You basically need to replace each <br>
with \n
and each <p>
with \n\n
. So, at the points where you succeed to remove them, you need to insert the \n
and \n\n
respectively.
Here's a kickoff example with help of the Jsoup HTML parser (the HTML example is intentionally written that way so that it's hard if not nearly impossible to use regex for this).

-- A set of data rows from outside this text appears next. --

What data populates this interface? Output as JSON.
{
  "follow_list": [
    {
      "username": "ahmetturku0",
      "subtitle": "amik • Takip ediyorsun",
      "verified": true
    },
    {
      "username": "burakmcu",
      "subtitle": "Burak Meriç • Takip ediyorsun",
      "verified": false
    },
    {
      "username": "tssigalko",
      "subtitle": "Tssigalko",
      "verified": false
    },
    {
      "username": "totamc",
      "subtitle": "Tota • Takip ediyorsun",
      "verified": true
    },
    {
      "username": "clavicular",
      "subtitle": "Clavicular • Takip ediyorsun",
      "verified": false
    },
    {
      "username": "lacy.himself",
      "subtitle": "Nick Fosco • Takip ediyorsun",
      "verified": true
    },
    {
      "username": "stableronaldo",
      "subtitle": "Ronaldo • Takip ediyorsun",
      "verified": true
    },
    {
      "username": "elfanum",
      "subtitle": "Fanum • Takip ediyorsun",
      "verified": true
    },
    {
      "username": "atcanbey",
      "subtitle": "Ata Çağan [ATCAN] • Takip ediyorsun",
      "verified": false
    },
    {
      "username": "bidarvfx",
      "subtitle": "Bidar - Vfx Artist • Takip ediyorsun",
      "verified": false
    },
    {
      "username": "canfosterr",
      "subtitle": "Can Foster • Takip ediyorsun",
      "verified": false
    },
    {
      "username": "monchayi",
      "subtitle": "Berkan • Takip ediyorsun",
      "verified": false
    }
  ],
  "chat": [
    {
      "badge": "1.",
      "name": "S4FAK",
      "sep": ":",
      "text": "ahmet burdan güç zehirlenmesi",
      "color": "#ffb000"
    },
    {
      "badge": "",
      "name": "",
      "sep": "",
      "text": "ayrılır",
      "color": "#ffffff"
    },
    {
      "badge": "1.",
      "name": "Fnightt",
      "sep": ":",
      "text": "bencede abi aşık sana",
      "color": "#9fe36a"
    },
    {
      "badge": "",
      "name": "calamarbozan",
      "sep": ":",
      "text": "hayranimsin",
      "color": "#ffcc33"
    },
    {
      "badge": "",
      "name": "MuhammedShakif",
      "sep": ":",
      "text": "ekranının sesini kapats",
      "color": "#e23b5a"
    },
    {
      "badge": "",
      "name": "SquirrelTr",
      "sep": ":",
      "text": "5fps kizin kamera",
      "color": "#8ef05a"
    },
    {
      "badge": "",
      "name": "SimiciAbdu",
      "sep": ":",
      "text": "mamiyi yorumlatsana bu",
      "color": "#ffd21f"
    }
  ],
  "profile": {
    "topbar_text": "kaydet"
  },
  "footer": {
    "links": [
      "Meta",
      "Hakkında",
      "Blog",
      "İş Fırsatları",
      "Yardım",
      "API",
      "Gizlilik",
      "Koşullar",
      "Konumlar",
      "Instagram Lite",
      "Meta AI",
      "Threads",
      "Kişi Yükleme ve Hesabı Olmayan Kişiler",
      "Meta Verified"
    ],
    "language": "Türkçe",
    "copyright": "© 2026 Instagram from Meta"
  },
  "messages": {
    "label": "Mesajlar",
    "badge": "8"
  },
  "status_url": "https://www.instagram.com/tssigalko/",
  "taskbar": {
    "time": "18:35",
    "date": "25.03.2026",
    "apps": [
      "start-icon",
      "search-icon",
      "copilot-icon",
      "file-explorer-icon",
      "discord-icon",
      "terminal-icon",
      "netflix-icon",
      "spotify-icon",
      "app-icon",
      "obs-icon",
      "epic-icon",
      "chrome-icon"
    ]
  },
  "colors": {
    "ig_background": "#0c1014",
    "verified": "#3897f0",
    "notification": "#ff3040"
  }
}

public static void main(String[] args) throws Exception {
String text = br2nl("<p>p1l1<br/><!--</p>-->p1l2<br><!--<p>--></br><p id=p>p2l1<br class=b>p2l2</p>");
System.out.println(text);
System.out.println("-------------");
String html = nl2br(text);
System.out.println(html);
}
public static String br2nl(String html) {
Document document = Jsoup.parse(html);
document.select("br").append("\\n");
document.select("p").prepend("\\n\\n");
return document.text().replaceAll("\\\\n", "\n");
}
public static String nl2br(String text) {
return text.replaceAll("\n\n", "<p>").replaceAll("\n", "<br>");
}
Output:
p1l1
p1l2
p2l1
p2l2
-------------
<p>p1l1<br>p1l2<br> <p>p2l1<br>p2l2
A bit hacky, but it works. Jonathan Hedley, the guy behind Jsoup, has however planned a Formatter which should make this stuff easier.